An unusual format in some special sections. Executable files contain such special sections as .ctors, .dtors, nad .fini. They can be used to infect files. If any format changes in these sections are discovered, that’s also suspicious.
… and there are hundreds of other suspicious code properties.
The properties are many, and each property has a different degree of risk associated with it. Some may only indicate a threat when they occur together, but nonetheless they can be very helpful in exposing threats and deciding whether further analysis is required. Circumventing heuristic analysis is not an easy task (by that I mean preventing it from even issuing a warning). This can be achieved by employing platform-dependent solutions that utilise the features of specific compilers and frameworks (e.g., constructor or destructor overwrite), which get into heuristic databases rather quickly, or by using sophisticated infectors that are adroit at rearranging code across a file.
So, permutations don't prevent anti-viruses from detecting malware programs by their signatures, but they do raise the bar in terms of the requirements placed on the anti-virus developer team.
What else do attackers have in their arsenal?
Garbage insertion. We already mentioned the NOP instruction. Attackers can also make sure that redundant instructions are inserted into an infected file to conceal the actual malicious code. This may also sound easy, but it isn't, because the code must remain operational despite multiple useless commands being added to it.
To counter this, the polymorphic analyser becomes even more complex—it doesn't only put pieces of code together but also cleans it of useless fragments (if we run the routine to examine Windows code, how much of it will be left?). In this case an analysis error can have dire consequences.
Metamorphic malware. Unlike permutations, where blocks of code are merely rearranged, metamorphic malware code really changes. In theory, malware of this sort can't be detected because generating signatures for malicious code of this kind makes no sense.

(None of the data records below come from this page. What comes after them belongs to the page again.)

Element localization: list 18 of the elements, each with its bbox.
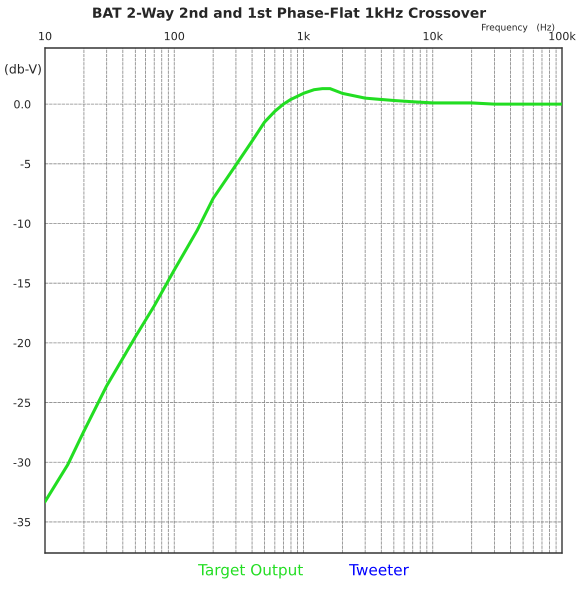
y-tick-label: -15 [14, 279, 30, 288]
text: Target Output [198, 564, 303, 578]
y-tick-label: -5 [20, 160, 30, 168]
legend-label: Tweeter [349, 564, 409, 576]
x-tick-label: 100k [549, 32, 576, 40]
x-tick-label: 100 [164, 32, 184, 40]
chart-title: BAT 2-Way 2nd and 1st Phase-Flat 1kHz Crossover [93, 7, 486, 21]
y-tick-label: -30 [14, 458, 30, 467]
y-tick-label: 0.0 [14, 100, 30, 108]
x-tick-label: 1k [298, 32, 310, 40]
x-tick-label: 10k [424, 32, 444, 40]
x-tick-label: 10 [39, 32, 52, 40]
y-tick-label: -10 [14, 219, 30, 228]
y-tick-label: -35 [14, 518, 30, 526]
y-tick-label: -25 [14, 398, 30, 407]
y-tick-label: -20 [14, 338, 30, 348]
y-axis-title: (db-V) [5, 64, 41, 76]
x-axis-title: Frequency (Hz) [482, 24, 554, 32]
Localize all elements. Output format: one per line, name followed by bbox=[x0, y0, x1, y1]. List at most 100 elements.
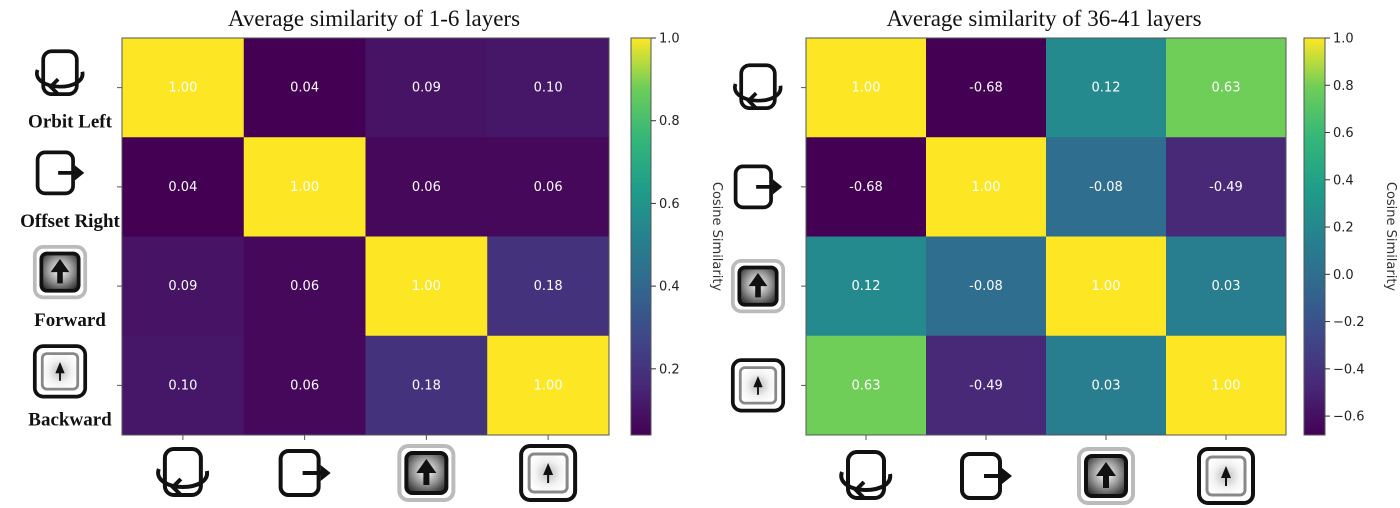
heatmap-cell bbox=[806, 137, 927, 237]
cell-value-label: -0.68 bbox=[849, 180, 883, 195]
colorbar-tick-label: 1.0 bbox=[659, 32, 680, 47]
cell-value-label: 0.63 bbox=[852, 378, 881, 393]
orbit-left-icon bbox=[733, 63, 783, 111]
heatmap-cell bbox=[365, 335, 488, 436]
heatmap-cell bbox=[926, 236, 1047, 337]
cell-value-label: 0.09 bbox=[412, 81, 441, 96]
orbit-left-icon bbox=[156, 447, 210, 497]
row-label: Offset Right bbox=[20, 211, 120, 232]
heatmap-cell bbox=[243, 335, 366, 436]
cell-value-label: 0.03 bbox=[1092, 378, 1121, 393]
offset-right-icon bbox=[733, 164, 785, 210]
heatmap-cell bbox=[243, 38, 366, 138]
cell-value-label: 0.63 bbox=[1212, 81, 1241, 96]
cell-value-label: -0.68 bbox=[969, 81, 1003, 96]
cell-value-label: 0.06 bbox=[290, 378, 319, 393]
heatmap-cell bbox=[806, 236, 927, 337]
column-icons bbox=[839, 435, 1255, 505]
row-label: Forward bbox=[34, 310, 106, 331]
chart-title: Average similarity of 1-6 layers bbox=[228, 6, 520, 31]
cell-value-label: 1.00 bbox=[290, 180, 319, 195]
row-icons bbox=[730, 63, 806, 413]
colorbar-tick-label: 0.0 bbox=[1333, 268, 1354, 283]
heatmap-cell bbox=[487, 38, 610, 138]
heatmap-cell bbox=[122, 335, 245, 436]
offset-right-icon bbox=[35, 150, 87, 196]
heatmap-cell bbox=[1046, 137, 1167, 237]
heatmap-cell bbox=[1166, 137, 1287, 237]
heatmap-cell bbox=[122, 38, 245, 138]
cell-value-label: 0.04 bbox=[168, 180, 197, 195]
cell-value-label: 0.12 bbox=[852, 279, 881, 294]
row-icons: Orbit Left Offset Right Forward Backward bbox=[20, 49, 122, 430]
cell-value-label: 1.00 bbox=[412, 279, 441, 294]
heatmap-cell bbox=[1166, 236, 1287, 337]
heatmap-cell bbox=[243, 236, 366, 337]
heatmap-cell bbox=[926, 137, 1047, 237]
colorbar-tick-label: −0.6 bbox=[1333, 410, 1365, 425]
colorbar-tick-label: 0.8 bbox=[659, 114, 680, 129]
cell-value-label: 0.04 bbox=[290, 81, 319, 96]
heatmap-panel-early-layers: Average similarity of 1-6 layers 1.00 0.0… bbox=[20, 6, 724, 502]
cell-value-label: 1.00 bbox=[1092, 279, 1121, 294]
colorbar-tick-label: 0.2 bbox=[659, 362, 680, 377]
forward-icon bbox=[397, 444, 456, 502]
colorbar-tick-label: 0.4 bbox=[1333, 173, 1354, 188]
heatmap-cell bbox=[122, 236, 245, 337]
heatmap-cell bbox=[1046, 38, 1167, 138]
plot-frame bbox=[121, 37, 610, 436]
offset-right-icon bbox=[278, 449, 333, 497]
backward-icon bbox=[730, 358, 786, 413]
heatmap-panel-late-layers: Average similarity of 36-41 layers 1.00 -… bbox=[730, 6, 1398, 505]
heatmap-cell bbox=[1166, 335, 1287, 436]
cell-value-label: -0.49 bbox=[1209, 180, 1243, 195]
offset-right-icon bbox=[960, 452, 1014, 500]
colorbar-tick-label: −0.2 bbox=[1333, 315, 1365, 330]
heatmap-cell bbox=[926, 335, 1047, 436]
heatmap-cell bbox=[243, 137, 366, 237]
orbit-left-icon bbox=[839, 450, 893, 500]
chart-title: Average similarity of 36-41 layers bbox=[886, 6, 1201, 31]
row-label: Orbit Left bbox=[28, 112, 113, 133]
heatmap-cell bbox=[1046, 335, 1167, 436]
heatmap-cell bbox=[806, 38, 927, 138]
cell-value-label: -0.49 bbox=[969, 378, 1003, 393]
heatmap-cell bbox=[365, 236, 488, 337]
backward-icon bbox=[32, 344, 88, 399]
colorbar-tick-label: 1.0 bbox=[1333, 32, 1354, 47]
colorbar-label: Cosine Similarity bbox=[709, 182, 724, 292]
plot-frame bbox=[805, 37, 1287, 436]
heatmap-cells: 1.00 0.04 0.09 0.10 0.04 1.00 0.06 0.06 0.09 0.06… bbox=[121, 37, 610, 436]
heatmap-cell bbox=[1166, 38, 1287, 138]
heatmap-cell bbox=[1046, 236, 1167, 337]
cell-value-label: 0.06 bbox=[534, 180, 563, 195]
forward-icon bbox=[730, 259, 786, 314]
colorbar-gradient bbox=[1303, 37, 1326, 436]
colorbar-tick-label: 0.6 bbox=[659, 197, 680, 212]
heatmap-cell bbox=[487, 137, 610, 237]
heatmap-cell bbox=[806, 335, 927, 436]
colorbar-tick-label: 0.8 bbox=[1333, 79, 1354, 94]
heatmap-cell bbox=[365, 137, 488, 237]
heatmap-cell bbox=[122, 137, 245, 237]
colorbar-tick-label: −0.4 bbox=[1333, 362, 1365, 377]
heatmap-cell bbox=[487, 236, 610, 337]
cell-value-label: -0.08 bbox=[969, 279, 1003, 294]
forward-icon bbox=[32, 245, 88, 300]
cell-value-label: 0.18 bbox=[412, 378, 441, 393]
cell-value-label: 1.00 bbox=[168, 81, 197, 96]
colorbar-gradient bbox=[630, 37, 652, 436]
cell-value-label: 0.10 bbox=[534, 81, 563, 96]
row-label: Backward bbox=[28, 409, 112, 430]
colorbar-tick-label: 0.6 bbox=[1333, 126, 1354, 141]
heatmap-cells: 1.00 -0.68 0.12 0.63 -0.68 1.00 -0.08 -0.49 0.12… bbox=[805, 37, 1287, 436]
cell-value-label: 1.00 bbox=[852, 81, 881, 96]
cell-value-label: 1.00 bbox=[972, 180, 1001, 195]
backward-icon bbox=[1197, 447, 1255, 505]
forward-icon bbox=[1077, 447, 1135, 505]
colorbar-tick-label: 0.2 bbox=[1333, 221, 1354, 236]
heatmap-cell bbox=[487, 335, 610, 436]
colorbar: 0.2 0.4 0.6 0.8 1.0 Cosine Similarity bbox=[630, 32, 724, 436]
cell-value-label: 1.00 bbox=[534, 378, 563, 393]
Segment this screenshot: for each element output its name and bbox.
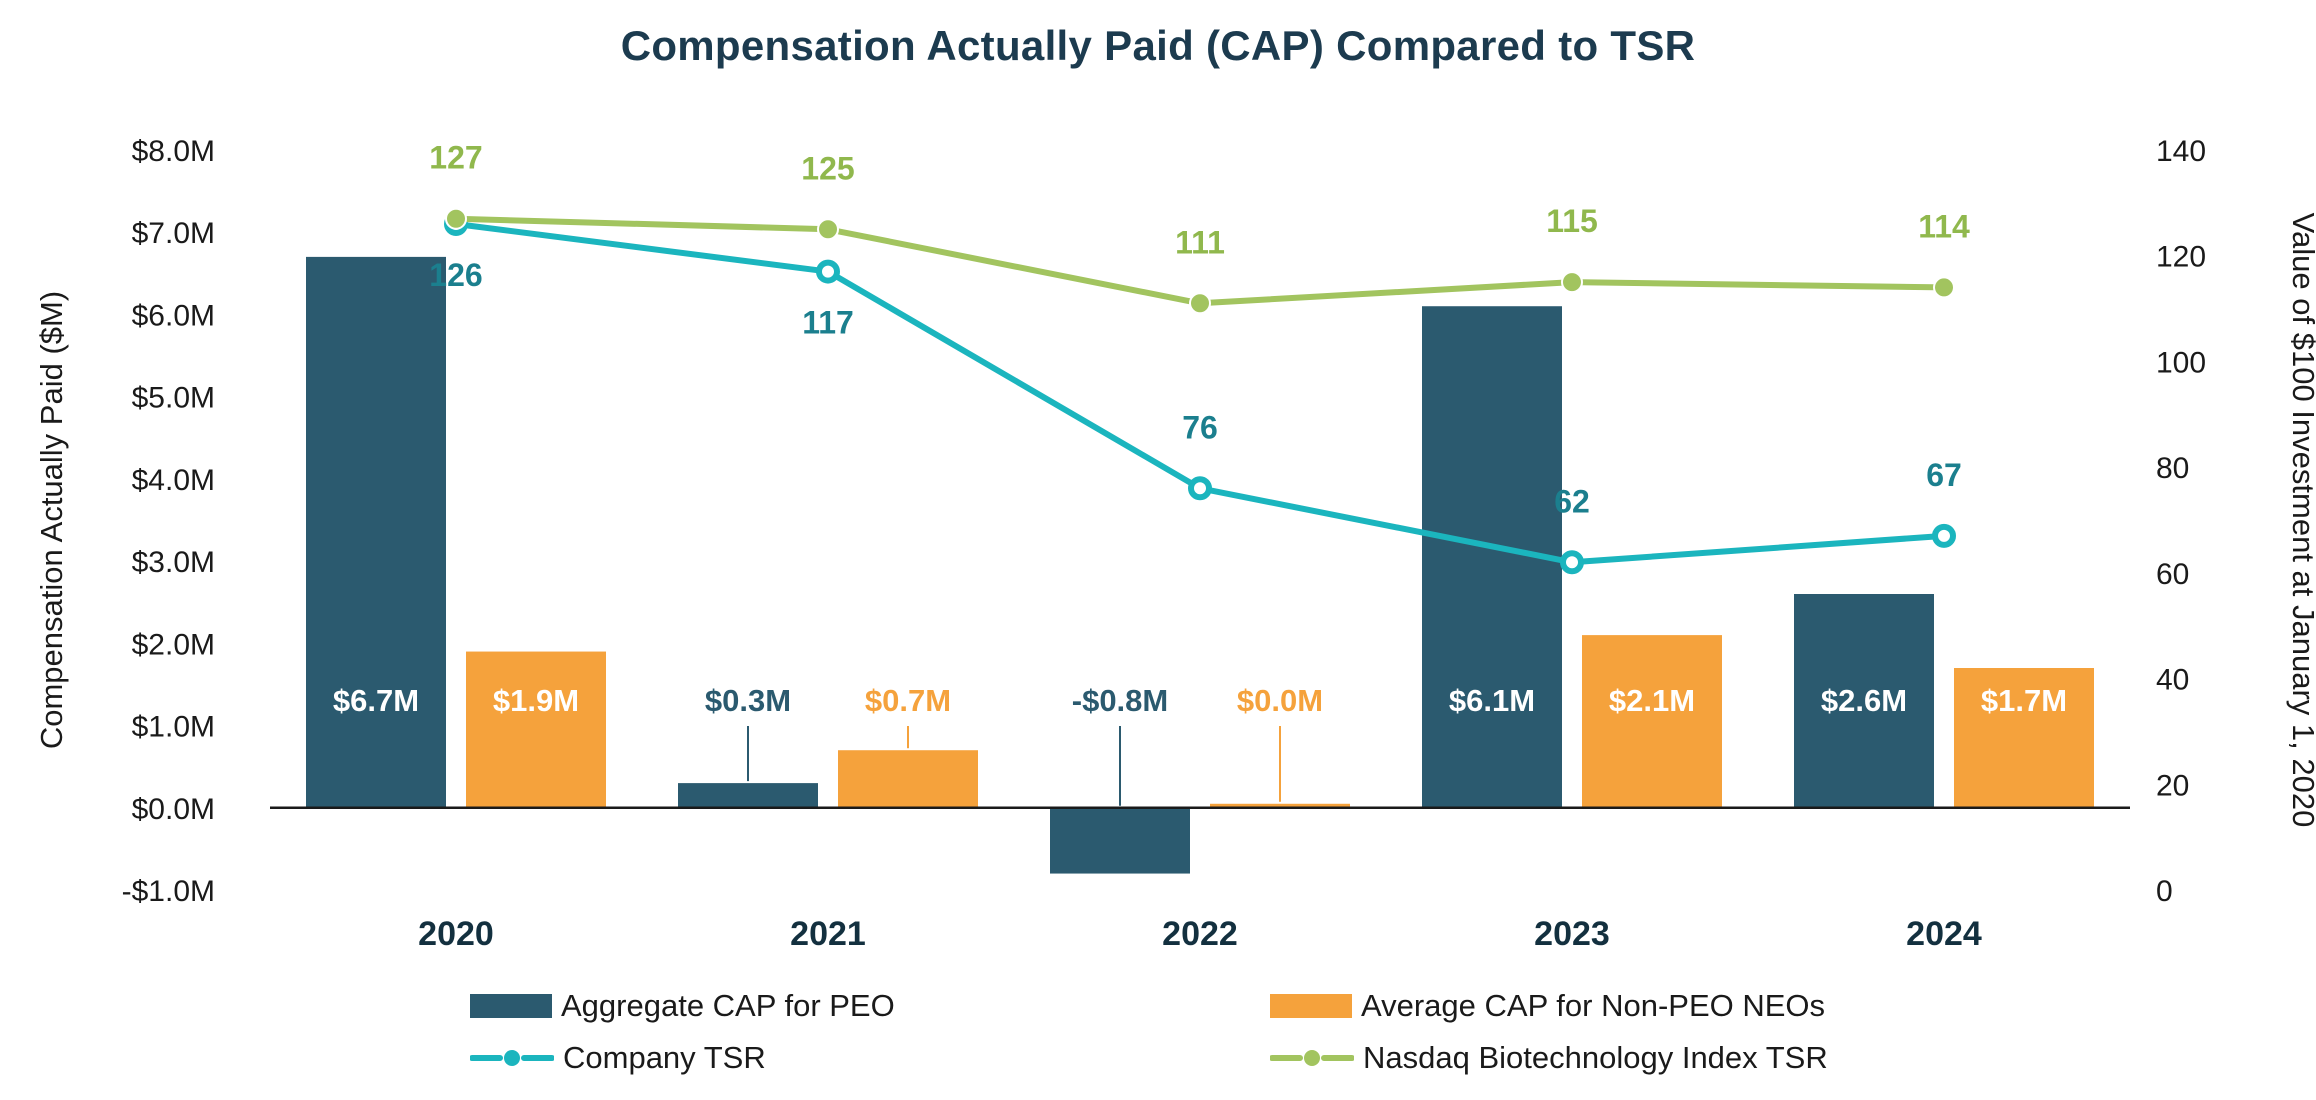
left-axis-tick-label: $7.0M — [132, 217, 215, 250]
legend-item: Average CAP for Non-PEO NEOs — [1270, 988, 1828, 1024]
line-value-label: 62 — [1554, 483, 1590, 519]
bar-neo — [1582, 635, 1722, 808]
bar-neo — [1210, 803, 1350, 808]
legend-label: Average CAP for Non-PEO NEOs — [1361, 988, 1826, 1023]
right-axis-tick-label: 80 — [2156, 452, 2189, 485]
legend-item: Nasdaq Biotechnology Index TSR — [1270, 1040, 1828, 1076]
bar-peo — [1050, 807, 1190, 874]
x-axis-year-label: 2021 — [790, 915, 866, 953]
bar-neo — [466, 651, 606, 808]
line-marker — [445, 207, 467, 230]
right-axis-tick-label: 120 — [2156, 241, 2206, 274]
right-axis-tick-label: 40 — [2156, 664, 2189, 697]
bar-peo — [678, 783, 818, 808]
line-value-label: 67 — [1926, 457, 1962, 493]
left-axis-title: Compensation Actually Paid ($M) — [34, 291, 69, 749]
left-axis-tick-label: $4.0M — [132, 464, 215, 497]
line-marker — [1189, 292, 1211, 315]
line-marker — [1933, 276, 1955, 299]
line-value-label: 126 — [429, 257, 482, 293]
bar-value-label: $2.6M — [1821, 683, 1907, 718]
line-value-label: 127 — [429, 140, 482, 176]
line-value-label: 111 — [1175, 224, 1225, 260]
bar-value-label: $6.7M — [333, 683, 419, 718]
left-axis-tick-label: -$1.0M — [122, 875, 215, 908]
line-value-label: 125 — [801, 150, 854, 186]
line-marker — [1188, 476, 1212, 501]
right-axis-title: Value of $100 Investment at January 1, 2… — [2286, 213, 2316, 828]
bar-value-label: $1.7M — [1981, 683, 2067, 718]
legend-label: Company TSR — [563, 1040, 766, 1075]
left-axis-tick-label: $0.0M — [132, 793, 215, 826]
right-axis-tick-label: 100 — [2156, 346, 2206, 379]
line-value-label: 117 — [802, 305, 854, 341]
x-axis-year-label: 2023 — [1534, 915, 1610, 953]
left-axis-tick-label: $3.0M — [132, 546, 215, 579]
left-axis-tick-label: $8.0M — [132, 135, 215, 168]
line-value-label: 76 — [1182, 409, 1218, 445]
line-marker — [817, 218, 839, 241]
left-axis-tick-label: $2.0M — [132, 628, 215, 661]
left-axis-tick-label: $1.0M — [132, 711, 215, 744]
bar-peo — [306, 256, 446, 808]
company-tsr-line — [453, 221, 1947, 566]
chart-title: Compensation Actually Paid (CAP) Compare… — [620, 22, 1696, 69]
line-value-label: 114 — [1918, 208, 1970, 244]
line-value-label: 115 — [1546, 203, 1598, 239]
legend: Aggregate CAP for PEO Average CAP for Non… — [470, 988, 1828, 1076]
bar-neo — [1954, 668, 2094, 808]
bar-peo — [1794, 594, 1934, 808]
legend-bar-swatch — [470, 994, 552, 1018]
legend-bar-swatch — [1270, 994, 1352, 1018]
bar-value-label: -$0.8M — [1072, 683, 1168, 718]
line-marker — [1560, 550, 1584, 575]
right-axis-tick-label: 0 — [2156, 875, 2173, 908]
x-axis-year-label: 2022 — [1162, 915, 1238, 953]
x-axis-year-label: 2024 — [1906, 915, 1982, 953]
line-marker — [816, 259, 840, 284]
bar-value-label: $2.1M — [1609, 683, 1695, 718]
right-axis-tick-label: 60 — [2156, 558, 2189, 591]
right-axis-tick-label: 140 — [2156, 135, 2206, 168]
legend-label: Aggregate CAP for PEO — [561, 988, 895, 1023]
bar-neo — [838, 750, 978, 808]
legend-label: Nasdaq Biotechnology Index TSR — [1363, 1040, 1828, 1075]
bar-value-label: $0.3M — [705, 683, 791, 718]
left-axis-tick-label: $6.0M — [132, 299, 215, 332]
left-axis-tick-label: $5.0M — [132, 382, 215, 415]
line-marker — [1561, 271, 1583, 294]
x-axis-year-label: 2020 — [418, 915, 494, 953]
bar-value-label: $0.7M — [865, 683, 951, 718]
right-axis-tick-label: 20 — [2156, 769, 2189, 802]
legend-item: Company TSR — [470, 1040, 1270, 1076]
bar-value-label: $0.0M — [1237, 683, 1323, 718]
legend-line-swatch — [1270, 1050, 1354, 1066]
line-marker — [1932, 523, 1956, 548]
bar-value-label: $6.1M — [1449, 683, 1535, 718]
legend-line-swatch — [470, 1050, 554, 1066]
legend-item: Aggregate CAP for PEO — [470, 988, 1270, 1024]
bar-value-label: $1.9M — [493, 683, 579, 718]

But as many of our readers know, almost all programs are written in a certain programming language and subsequently are compiled into executable code. And the compiler can be set to generate different code for the same program by enabling such options as performance and size optimisation and so on. The metamorphic engine operates in a similar fashion. Whenever it’s launched, it will use basic code to generate new code.
Malicious code can be obfuscated even further by changing constants, registers, etc. Let's illustrate our point by drawing an analogy with mathematics: For example, 6 can be obtained as a result of 2+4, 3+3, and 8-2… Which operation can be regarded as typical?
To respond to the challenge, code analysis is not enough. So the analyser becomes an emulator. This means that a program is executed within an anti-virus engine, which no longer looks for signature matches but rather monitors the actions of the program being "launched".
The arms race between malware makers and anti-virus developers made polymorphic malware a rarity. Making a program of this kind is so difficult and expensive that:
If you can write a good metamorphic engine that will occupy security researchers for at least several days or design an emulator that will determine what signatures an anti-virus will detect or come up with a high-quality crackme, just message me. I’m no recruiter, but if there are a lot of you folks out there, I will switch professions and start introducing you to information security companies. Rest assured that your income and stability in life will far outweigh any possible benefits you may get out of distributing malware or cracking legitimate applications.
A modern anti-virus is a very complex piece of software that has evolved through neutralising generations of malicious programs. Today, only a few companies have the capacity to create a real anti-virus.